Eine Angleichung erfolgt hingegen beim Zugang zu den Wohlfahrtseinrichtungen der Beschäftiger, wie Kantinen, Kindergärten und betriebseigenen Beförderungsmitteln (zum Beispiel Werksbusse). Diese Vergünstigungen sind Leiharbeitnehmern künftig ebenfalls zu gewähren, sofern nicht sachliche Gründe eine Ungleichbehandlung rechtfertigen. Der Beschäftiger hat überdies die betriebliche Aus- und Weiterbildung von Leiharbeitnehmern zu fördern.
Davon abgesehen wurden die gesetzlichen Diskriminierungsverbote nunmehr explizit auch auf das Verhältnis zwischen Leiharbeitnehmer und Beschäftiger erstreckt. Führt also etwa die sexuelle Belästigung einer Leiharbeiterin durch einen Vorgesetzten des Beschäftigers zur Beendigung der Überlassung und in der Folge zu ihrer Kündigung, so kann die Dienstnehmerin den Überlasser auf Wiedereinstellung klagen. Darüber hinaus besteht ein Anspruch auf Schadenersatz gegenüber dem Beschäftiger und dem Überlasser, wobei Letzterer vom Beschäftiger den Ersatz sämtlicher Kosten verlangen kann.
Völlig neu ist hingegen die Einrichtung eines Sozial- und Weiterbildungfonds, den die Leiharbeits-Richtlinie nicht vorsieht. Dieser Fonds soll Leiharbeitnehmer während der überlassungsfreien Zeiten ("Stehzeiten") unterstützen, entweder durch finanzielle Zuschüsse oder durch die Finanzierung von Weiterbildungsmaßnahmen. Aber auch Überlasser können daraus Leistungen beziehen, wenn sie das Arbeitsverhältnis von Leiharbeitnehmern nach dem Ende eines Auftrags aufrechthalten. Die Finanzierung des Fonds erfolgt durch Beiträge der gewerblichen Arbeitskräfteüberlasser sowie aus Mitteln der Arbeitsmarktpolitik. Für überlassene Arbeiter beginnt die Beitragspflicht bereits am 1. 1. 2013, für Angestellte erst ab 1. 1. 2017. Der Beitrag steigt stufenweise von 0,25 Prozent (2013) bis 0,8 Prozent (ab 2016) der Beitragsgrundlage nach ASVG.

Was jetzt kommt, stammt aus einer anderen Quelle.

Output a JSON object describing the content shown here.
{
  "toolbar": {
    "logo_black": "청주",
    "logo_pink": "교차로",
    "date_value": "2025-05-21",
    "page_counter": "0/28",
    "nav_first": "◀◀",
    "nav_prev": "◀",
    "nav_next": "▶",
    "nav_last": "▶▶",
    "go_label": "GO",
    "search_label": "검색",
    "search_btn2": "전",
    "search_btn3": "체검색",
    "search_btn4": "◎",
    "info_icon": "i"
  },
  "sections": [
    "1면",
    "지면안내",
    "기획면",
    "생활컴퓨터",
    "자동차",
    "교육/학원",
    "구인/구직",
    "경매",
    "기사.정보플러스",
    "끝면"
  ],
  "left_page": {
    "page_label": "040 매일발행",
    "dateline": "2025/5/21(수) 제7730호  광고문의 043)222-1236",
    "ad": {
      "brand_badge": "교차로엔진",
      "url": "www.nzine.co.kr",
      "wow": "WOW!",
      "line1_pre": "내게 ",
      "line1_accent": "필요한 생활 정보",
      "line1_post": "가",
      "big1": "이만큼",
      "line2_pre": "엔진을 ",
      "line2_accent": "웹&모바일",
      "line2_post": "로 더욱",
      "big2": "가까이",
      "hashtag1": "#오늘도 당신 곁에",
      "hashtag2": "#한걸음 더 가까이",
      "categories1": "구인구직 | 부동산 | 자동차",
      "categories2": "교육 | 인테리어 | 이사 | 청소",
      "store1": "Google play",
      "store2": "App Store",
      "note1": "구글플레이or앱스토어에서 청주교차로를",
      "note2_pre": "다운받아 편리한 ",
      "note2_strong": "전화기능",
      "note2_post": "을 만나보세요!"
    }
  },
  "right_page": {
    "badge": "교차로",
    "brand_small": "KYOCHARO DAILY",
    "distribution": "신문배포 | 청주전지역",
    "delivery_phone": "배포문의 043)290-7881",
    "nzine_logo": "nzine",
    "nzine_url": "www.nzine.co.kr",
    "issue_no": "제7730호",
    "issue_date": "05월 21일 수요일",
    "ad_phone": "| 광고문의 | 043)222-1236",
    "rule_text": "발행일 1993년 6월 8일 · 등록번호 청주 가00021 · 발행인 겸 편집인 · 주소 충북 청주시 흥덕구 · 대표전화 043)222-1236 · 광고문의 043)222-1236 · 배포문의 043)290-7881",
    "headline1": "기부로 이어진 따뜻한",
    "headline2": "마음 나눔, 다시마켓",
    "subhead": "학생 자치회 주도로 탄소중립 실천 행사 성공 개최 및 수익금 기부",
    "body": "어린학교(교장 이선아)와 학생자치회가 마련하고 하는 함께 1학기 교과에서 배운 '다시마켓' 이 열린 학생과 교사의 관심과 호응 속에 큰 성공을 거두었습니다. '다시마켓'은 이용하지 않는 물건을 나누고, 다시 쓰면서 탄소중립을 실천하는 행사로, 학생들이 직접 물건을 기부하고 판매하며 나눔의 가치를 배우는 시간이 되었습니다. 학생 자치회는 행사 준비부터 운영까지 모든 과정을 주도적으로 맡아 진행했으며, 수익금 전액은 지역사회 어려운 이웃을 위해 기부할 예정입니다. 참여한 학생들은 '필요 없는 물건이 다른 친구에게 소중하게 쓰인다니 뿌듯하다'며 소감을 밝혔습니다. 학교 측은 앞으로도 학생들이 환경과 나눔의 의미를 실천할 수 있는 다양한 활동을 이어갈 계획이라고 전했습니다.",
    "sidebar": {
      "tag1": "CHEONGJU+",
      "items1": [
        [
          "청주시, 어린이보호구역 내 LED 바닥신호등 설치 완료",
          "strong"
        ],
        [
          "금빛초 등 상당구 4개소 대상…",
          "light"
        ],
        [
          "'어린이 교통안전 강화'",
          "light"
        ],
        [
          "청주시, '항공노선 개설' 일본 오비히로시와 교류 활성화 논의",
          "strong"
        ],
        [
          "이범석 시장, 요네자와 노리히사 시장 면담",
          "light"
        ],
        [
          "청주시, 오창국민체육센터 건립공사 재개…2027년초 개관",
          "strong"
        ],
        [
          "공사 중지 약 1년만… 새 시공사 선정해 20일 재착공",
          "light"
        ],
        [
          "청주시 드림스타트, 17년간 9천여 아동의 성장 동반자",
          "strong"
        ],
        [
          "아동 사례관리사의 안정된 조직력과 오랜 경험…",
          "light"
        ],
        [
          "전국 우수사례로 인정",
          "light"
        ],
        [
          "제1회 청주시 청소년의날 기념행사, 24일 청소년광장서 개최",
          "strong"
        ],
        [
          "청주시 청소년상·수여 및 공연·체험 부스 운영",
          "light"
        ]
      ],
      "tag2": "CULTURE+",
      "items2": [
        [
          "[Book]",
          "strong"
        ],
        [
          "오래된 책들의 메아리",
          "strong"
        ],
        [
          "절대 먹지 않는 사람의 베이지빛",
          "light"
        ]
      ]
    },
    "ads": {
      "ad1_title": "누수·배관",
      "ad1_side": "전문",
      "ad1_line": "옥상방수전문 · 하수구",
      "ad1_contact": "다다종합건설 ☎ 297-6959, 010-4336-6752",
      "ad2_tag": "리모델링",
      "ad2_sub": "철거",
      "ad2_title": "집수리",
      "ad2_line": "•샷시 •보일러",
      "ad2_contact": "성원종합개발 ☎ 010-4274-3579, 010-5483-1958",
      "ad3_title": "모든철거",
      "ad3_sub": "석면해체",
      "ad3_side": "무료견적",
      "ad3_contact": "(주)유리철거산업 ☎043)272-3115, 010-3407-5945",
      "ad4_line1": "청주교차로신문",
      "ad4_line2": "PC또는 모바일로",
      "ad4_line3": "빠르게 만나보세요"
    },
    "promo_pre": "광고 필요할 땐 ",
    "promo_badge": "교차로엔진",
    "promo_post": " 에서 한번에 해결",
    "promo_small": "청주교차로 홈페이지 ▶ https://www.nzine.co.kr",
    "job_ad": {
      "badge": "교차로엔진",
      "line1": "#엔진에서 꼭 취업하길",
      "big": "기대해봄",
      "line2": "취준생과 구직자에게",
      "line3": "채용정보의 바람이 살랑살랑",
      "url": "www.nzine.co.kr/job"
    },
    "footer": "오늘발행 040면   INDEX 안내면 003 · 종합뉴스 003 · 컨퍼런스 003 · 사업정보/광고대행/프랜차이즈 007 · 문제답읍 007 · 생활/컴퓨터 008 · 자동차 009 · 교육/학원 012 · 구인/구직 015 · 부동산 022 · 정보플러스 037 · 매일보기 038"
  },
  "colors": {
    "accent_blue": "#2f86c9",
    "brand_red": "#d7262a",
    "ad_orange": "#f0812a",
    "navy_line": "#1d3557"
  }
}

Aber auch auf manche Beschäftiger kommen ab 1. 1. 2014 neue finanzielle Belastungen zu. Ab diesem Zeitpunkt sind nämlich die Leiharbeiter in ein betriebliches Pensionskassenmodell (oder in eine betriebliche Kollektivversicherung) beim Beschäftiger einzubeziehen, sofern nicht eine gleichwertige Alternative beim Überlasser selbst besteht. Allerdings betrifft dies nur jene Leiharbeitnehmer, die bereits seit mehr als vier Jahren beim Beschäftiger verwendet werden.
Andreas Tinhofer ist Rechtsanwalt und Partner in der Kanzlei MOSATI Rechtsanwälte.